Ally,
I will agree with you that every bunker should serve a purpose, given their cost to build and maintain, and probably those that survive long term will serve at least two purposes. One, it must be a hazard, and the second function can be aesthetic, aesthetic from the clubhouse or some distant scenery on a hole, directional, divider, definition, safety, save bunker to keep golfers from going into even worse areas, occasionally drainage, etc.
Someone mentioned visual deception, and that is valuable. On any budget driven project, and maybe a few that aren't, It's a good idea, but the question is, just how good an idea is it? Because it usually involves being some distance from the green or fw landing zone (i.e., somewhere between the golfer and target) it will tend NOT to be a conventional hazard. I can see it being used once or once per nine, maybe once on a tee shot and once on an approach. I recently mentioned Faz had done a great job at Shadow Creek, using a large fronting bunker and oversized green to make a short approach look even shorter, only by increasing bunker size and green size 10-15%, which is cost efficient. On his hole where he scattered ever smaller bunkers to make the green look further away, it resulted in 3-4 visual only bunkers, which also aren't really in play, which is not as cost efficient.
Even not considering cost, if I use visual deception more than a few times, is it a neat feature that provides challenge, and/or at what point is it just as repetitive as "bunker left, bunker right?"
Short version, probably anything is worthwhile once per course, but in the name of variety of challenge and look, and with so many conceptual choices out there, is there any particular bunker scheme/concept that should be the "standard" design option?
For instance, off the tee, as a generalized challenge (with many detail options) basically we place a fw bunker that asks the golfer to [size=78%]([/size]optionally) carry it (generally short of the landing zone), skirt it (at the landing zone), or stay short of it (just past the landing zone). We can ask them to:
Avoid the center of the fw with a center bunker, if enough fw exists on either side
Create a split fw that offers the heroic carry of a fw bunker as one option
Create a split fw where the pin position dictates one side is a better approach angle
Create more subtle sub favored landing zones within a bigger one, i.e., a flat area within a larger rolling fw, using contours.
Create more subtle sub landing zones to avoid that aren't hazards, i.e., slopes that carry tee shots off the fw to rough.
Protect a small zone that enhances roll, i.e., create and defend the "turbo boost" of extra roll.
Play a fade or draw around a tree
Create a situation with ground hazards where the angle, width, and wind of the target zone suggest a draw or fade.

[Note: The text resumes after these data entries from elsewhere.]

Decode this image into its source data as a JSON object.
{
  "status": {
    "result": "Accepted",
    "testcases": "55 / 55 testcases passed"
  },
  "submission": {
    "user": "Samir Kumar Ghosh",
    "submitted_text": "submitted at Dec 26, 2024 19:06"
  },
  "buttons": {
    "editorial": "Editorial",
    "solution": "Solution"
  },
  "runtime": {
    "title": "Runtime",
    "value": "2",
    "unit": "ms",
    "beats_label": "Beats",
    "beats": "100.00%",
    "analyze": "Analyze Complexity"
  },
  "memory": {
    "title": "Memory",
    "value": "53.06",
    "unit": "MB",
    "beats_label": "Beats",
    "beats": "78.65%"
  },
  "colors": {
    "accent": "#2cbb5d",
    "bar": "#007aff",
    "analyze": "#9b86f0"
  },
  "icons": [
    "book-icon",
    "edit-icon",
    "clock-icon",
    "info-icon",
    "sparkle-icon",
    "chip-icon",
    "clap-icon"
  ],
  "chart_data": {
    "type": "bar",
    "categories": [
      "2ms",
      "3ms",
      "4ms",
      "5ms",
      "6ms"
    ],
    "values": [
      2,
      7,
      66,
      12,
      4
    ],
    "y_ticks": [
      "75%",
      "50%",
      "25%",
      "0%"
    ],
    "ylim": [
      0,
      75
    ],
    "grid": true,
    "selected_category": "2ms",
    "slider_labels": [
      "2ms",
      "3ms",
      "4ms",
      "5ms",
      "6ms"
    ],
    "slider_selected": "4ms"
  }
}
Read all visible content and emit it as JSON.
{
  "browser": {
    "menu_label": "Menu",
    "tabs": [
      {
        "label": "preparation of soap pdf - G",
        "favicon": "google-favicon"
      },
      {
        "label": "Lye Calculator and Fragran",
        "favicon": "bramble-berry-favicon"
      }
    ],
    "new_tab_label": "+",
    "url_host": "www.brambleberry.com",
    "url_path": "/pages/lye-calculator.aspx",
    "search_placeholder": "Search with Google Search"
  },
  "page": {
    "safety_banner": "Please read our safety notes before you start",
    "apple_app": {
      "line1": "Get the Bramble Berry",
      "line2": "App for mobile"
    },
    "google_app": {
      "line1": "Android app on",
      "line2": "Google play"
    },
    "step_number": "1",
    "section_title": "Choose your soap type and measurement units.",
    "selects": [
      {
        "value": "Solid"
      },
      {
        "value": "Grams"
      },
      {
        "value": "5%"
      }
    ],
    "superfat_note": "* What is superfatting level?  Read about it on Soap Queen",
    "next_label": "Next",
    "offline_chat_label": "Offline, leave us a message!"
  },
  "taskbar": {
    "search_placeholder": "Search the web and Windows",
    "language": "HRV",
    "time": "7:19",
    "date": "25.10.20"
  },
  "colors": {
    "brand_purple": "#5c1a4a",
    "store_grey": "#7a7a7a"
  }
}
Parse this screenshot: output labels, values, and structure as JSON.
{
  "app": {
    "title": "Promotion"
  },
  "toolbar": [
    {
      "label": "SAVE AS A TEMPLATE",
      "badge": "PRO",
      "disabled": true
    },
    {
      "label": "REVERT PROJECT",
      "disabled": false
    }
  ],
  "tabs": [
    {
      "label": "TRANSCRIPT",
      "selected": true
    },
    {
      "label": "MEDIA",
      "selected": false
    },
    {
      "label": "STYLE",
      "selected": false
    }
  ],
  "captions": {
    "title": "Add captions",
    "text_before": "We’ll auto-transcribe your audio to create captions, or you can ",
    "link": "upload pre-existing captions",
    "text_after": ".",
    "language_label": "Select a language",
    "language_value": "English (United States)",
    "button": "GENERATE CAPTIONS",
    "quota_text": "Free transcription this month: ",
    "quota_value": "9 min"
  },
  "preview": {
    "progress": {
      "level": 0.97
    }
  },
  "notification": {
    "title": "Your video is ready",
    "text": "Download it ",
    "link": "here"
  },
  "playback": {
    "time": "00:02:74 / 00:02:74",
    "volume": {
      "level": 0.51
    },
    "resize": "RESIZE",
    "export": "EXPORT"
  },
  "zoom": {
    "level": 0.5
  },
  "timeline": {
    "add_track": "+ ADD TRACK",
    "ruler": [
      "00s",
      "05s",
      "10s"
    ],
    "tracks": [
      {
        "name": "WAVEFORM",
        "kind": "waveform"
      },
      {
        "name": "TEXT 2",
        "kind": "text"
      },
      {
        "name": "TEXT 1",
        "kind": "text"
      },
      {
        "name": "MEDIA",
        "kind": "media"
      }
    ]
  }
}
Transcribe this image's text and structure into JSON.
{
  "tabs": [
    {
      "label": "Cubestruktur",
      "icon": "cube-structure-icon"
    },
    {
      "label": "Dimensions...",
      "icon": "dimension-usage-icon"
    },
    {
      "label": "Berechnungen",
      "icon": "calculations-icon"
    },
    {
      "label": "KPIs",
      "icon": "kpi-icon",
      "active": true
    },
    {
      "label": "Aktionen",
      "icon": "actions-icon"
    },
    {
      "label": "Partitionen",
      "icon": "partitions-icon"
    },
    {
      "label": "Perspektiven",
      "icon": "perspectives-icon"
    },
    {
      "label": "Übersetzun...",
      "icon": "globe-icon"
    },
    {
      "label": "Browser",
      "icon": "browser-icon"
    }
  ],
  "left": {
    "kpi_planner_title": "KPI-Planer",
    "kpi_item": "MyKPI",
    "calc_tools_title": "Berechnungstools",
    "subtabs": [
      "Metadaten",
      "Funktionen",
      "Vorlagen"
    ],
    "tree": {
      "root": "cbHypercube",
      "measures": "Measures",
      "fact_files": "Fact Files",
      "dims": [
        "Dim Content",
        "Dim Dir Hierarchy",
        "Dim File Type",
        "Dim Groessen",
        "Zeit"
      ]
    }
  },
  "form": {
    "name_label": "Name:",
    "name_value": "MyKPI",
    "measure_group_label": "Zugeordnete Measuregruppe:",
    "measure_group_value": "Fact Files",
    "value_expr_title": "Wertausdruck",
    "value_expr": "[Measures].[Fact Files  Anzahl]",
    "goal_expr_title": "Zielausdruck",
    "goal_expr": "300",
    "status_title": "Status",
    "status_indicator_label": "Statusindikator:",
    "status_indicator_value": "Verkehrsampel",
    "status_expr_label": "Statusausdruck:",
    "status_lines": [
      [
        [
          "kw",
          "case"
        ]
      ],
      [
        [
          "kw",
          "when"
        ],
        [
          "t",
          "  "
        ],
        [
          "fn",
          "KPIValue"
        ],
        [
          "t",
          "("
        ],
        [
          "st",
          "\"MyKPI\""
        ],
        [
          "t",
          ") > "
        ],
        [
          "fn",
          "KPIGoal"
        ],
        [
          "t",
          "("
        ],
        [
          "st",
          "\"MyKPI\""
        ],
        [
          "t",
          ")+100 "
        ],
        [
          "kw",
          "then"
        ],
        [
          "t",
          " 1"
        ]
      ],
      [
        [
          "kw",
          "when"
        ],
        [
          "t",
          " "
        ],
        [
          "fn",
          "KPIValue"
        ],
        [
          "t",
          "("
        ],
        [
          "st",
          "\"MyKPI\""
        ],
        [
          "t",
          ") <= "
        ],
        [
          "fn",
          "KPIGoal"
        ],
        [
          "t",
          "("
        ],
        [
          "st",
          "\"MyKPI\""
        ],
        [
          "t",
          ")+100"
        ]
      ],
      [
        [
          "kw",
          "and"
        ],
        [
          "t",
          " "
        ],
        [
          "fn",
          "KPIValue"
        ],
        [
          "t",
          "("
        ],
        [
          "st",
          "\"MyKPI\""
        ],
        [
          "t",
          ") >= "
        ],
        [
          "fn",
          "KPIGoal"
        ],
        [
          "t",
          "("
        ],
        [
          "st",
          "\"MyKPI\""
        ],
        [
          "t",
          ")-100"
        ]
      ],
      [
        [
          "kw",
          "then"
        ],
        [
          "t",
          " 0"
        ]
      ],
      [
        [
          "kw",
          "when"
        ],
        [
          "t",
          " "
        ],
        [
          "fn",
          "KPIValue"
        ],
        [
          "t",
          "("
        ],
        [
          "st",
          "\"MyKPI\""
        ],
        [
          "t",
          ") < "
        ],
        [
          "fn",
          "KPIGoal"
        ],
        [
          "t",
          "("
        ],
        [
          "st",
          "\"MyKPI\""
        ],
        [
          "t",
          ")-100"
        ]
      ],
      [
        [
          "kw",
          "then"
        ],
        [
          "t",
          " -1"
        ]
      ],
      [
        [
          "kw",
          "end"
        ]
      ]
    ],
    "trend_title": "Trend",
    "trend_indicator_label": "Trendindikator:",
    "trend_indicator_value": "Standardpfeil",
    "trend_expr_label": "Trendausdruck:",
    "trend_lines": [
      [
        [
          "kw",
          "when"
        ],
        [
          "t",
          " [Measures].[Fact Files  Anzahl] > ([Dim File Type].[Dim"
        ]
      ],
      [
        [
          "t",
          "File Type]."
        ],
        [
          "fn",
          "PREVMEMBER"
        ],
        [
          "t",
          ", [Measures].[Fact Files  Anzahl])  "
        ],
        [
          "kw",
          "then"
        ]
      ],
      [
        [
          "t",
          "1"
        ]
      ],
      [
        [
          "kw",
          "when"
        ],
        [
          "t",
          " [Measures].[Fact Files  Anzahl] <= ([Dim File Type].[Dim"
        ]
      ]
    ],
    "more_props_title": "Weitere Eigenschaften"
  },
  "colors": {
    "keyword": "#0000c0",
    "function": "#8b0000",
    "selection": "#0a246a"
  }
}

Play to a narrow target requiring control
Bite off what you can chew
The gradual narrowing of target zone by hazards, decreasing the margin for error the longer the tee shot gets
Play to a wide open target (hey, nothing wrong with an easy tee shot every once in a while)
Negotiate a cross slope (overall or in some portion of the target zone as per above)
Forced Carry (optional carries are always superior for average players)
Forced Layup, similar to the pinch bunkers that ask you to stay short, but crossing nearly all the fairway)
Of course, we can:
- Stagger bunkers in any number of patterns to create slightly different options for shorter/longer, draw/fade type players.
- Make the hazards large, which tend to intimidate and act as stop signs
- Make the hazards small, which tend to make golfers figure their chances of missing those are much better.
- Force perspective up or down
- Hide some ground, which creates visual deception
Of course, we can combine a few of these elements where the land allows.
There are more, I think, and I did elaborate further in one of Paul Daley's earlier books. The list above provides over the 14 ideas necessary for one of each tee shot on a typical regulation course, and at least half of them could bear to be created twice - once left and once right, for instance. So the question is, why do so many courses repeat bunker left, bunker right on tee shots, or perhaps overly rely on lateral target zone bunkers when they could have almost infinite variety?
I recall a similar discussion here years ago. I presented my basic set of possible scenarios, also concluding that I leave it to the golfer to come up with all the mental gymnastics of how those bunkers affect them, probably overthinking it. Tom Doak responded with a dissertation on placing just one bunker somewhere and then proceeded to elaborate on 11 possible ways the golfer could consider playing it. Basically, the same thought presented differently.